ROCHESTER, Minn. (FOX 47) -- Red, white, and bold all over-- it's a billboard along U.S. 52 north of Rochester that's hard to miss. It calls on voters to "Take Back America" on November 6th. But that's November 6th, 2012, for anyone paying attention. 

"We actually just leased it for 6 weeks," said Cindy Maves of the Rochester Tea Party Patriots. 

According to the company, the billboard was leased from Boll Com, a advertising business out of the Twin Cities. 

"We did call and ask them to take it down and they said that they would, but they haven't," said Maves. 

Funded by money funneled to the Rochester Tea Party Patriots, the election has long been in the history books, yet the billboard still stands.  

"I have heard that it has been up for a long time and I believe the Secretary of State's office has had some inquiries about that," said Olmsted County Director of Property Records & Licensing Mark Krupski. 

"We wanted to get something up to get out the vote for the election and we decided that the billboard on Highway 52, which receives thousands and thousands of viewings per day, would be our best bet," said Maves. 

There are numerous ordinances and laws that govern political lawn signs, political commercials, and political funding, and that's where things get complicated. 

"Billboards are regulated differently than lawn signs. They do not fall under the local city ordinance; they fall under zoning regulation," said Krupski.

This particular billboard sits outside the Rochester city limits and falls under the jurisdiction of the State of Minnesota and Olmsted County. 

"The county only regulates advertising signs and does not address political signs per se," said Krupski. 

The State of Minnesota has a non-commercial signs exemption, which regulates the size, number, and distance of signs from polling places.

It states that any sign of any size may be posted 46 days before the state primary in a state general election until 10 days following that election.  

"Say Rochester had a limit on signs--two signs per lot. That goes out the window before and after an election," said Rochester City Attorney Terry Adkins. 

Adkins claims the content of the billboard has no bearing on how long it can stay up. 

"Constitutionally, you cannot restrict the time a political free speech billboard can be. If you really want to put your "I Like Eisenhower" sign in your lawn, there's not a darn thing government can do to stop you," said Adkins. 

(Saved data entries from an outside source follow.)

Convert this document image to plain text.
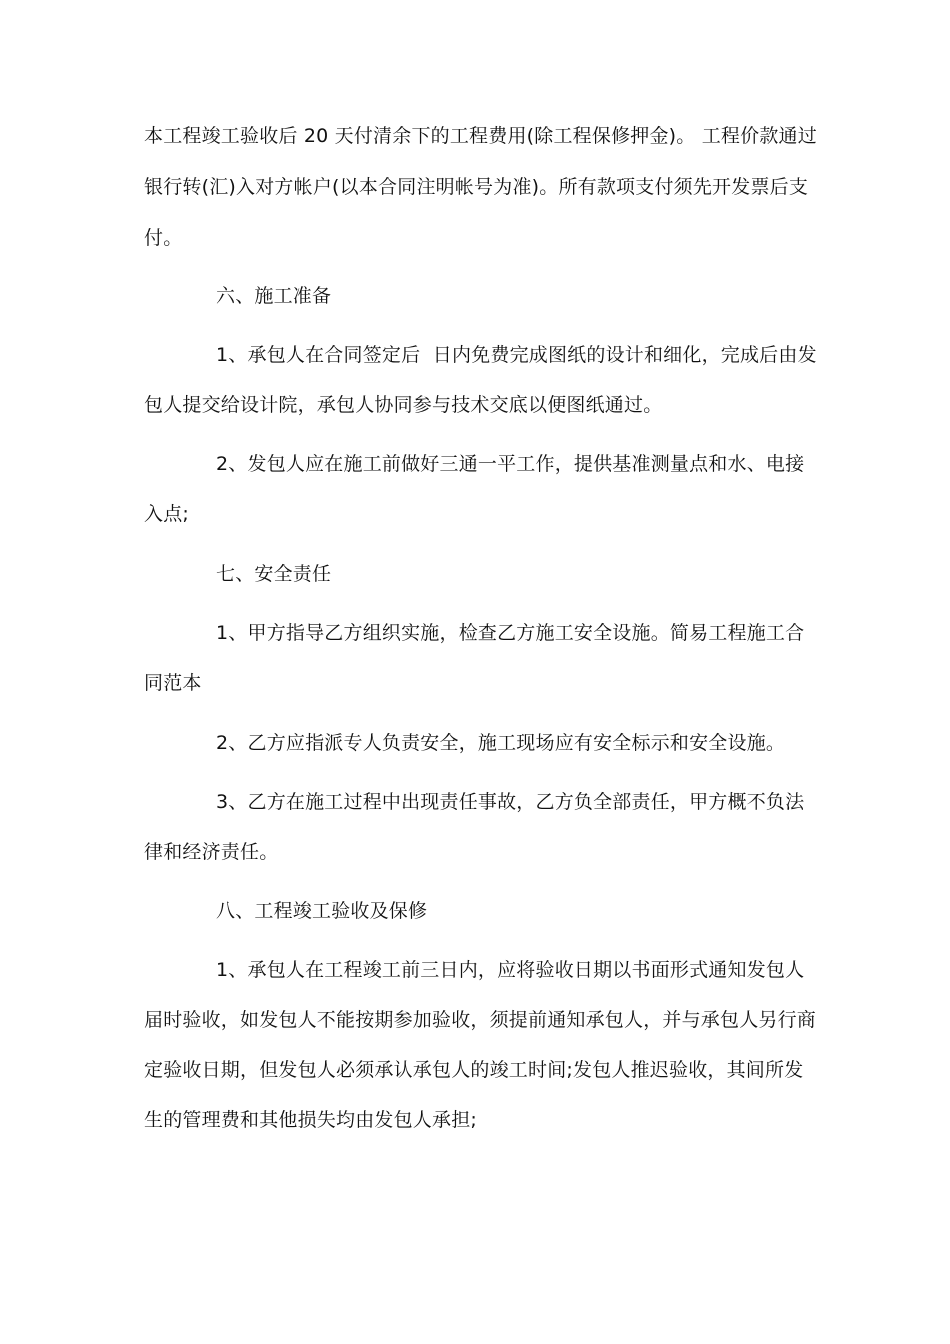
本工程竣工验收后 20 天付清余下的工程费用(除工程保修押金)。 工程价款通过
银行转(汇)入对方帐户(以本合同注明帐号为准)。所有款项支付须先开发票后支
付。
六、施工准备
1、承包人在合同签定后  日内免费完成图纸的设计和细化，完成后由发
包人提交给设计院，承包人协同参与技术交底以便图纸通过。
2、发包人应在施工前做好三通一平工作，提供基准测量点和水、电接
入点;
七、安全责任
1、甲方指导乙方组织实施，检查乙方施工安全设施。简易工程施工合
同范本
2、乙方应指派专人负责安全，施工现场应有安全标示和安全设施。
3、乙方在施工过程中出现责任事故，乙方负全部责任，甲方概不负法
律和经济责任。
八、工程竣工验收及保修
1、承包人在工程竣工前三日内，应将验收日期以书面形式通知发包人
届时验收，如发包人不能按期参加验收，须提前通知承包人，并与承包人另行商
定验收日期，但发包人必须承认承包人的竣工时间;发包人推迟验收，其间所发
生的管理费和其他损失均由发包人承担;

"They can keep that sign up until 2014," said Adkins. 

So for now, the billboard stands as a red white and blue reminder of the election that was. 

FOX 47 News reached out to Boll Com, the billboard company that leased the ad space to the Rochester Tea Party Patriots. 

The company claims the reason the billboard has been up so long is because they simply have not been able to lease the space to another interested party.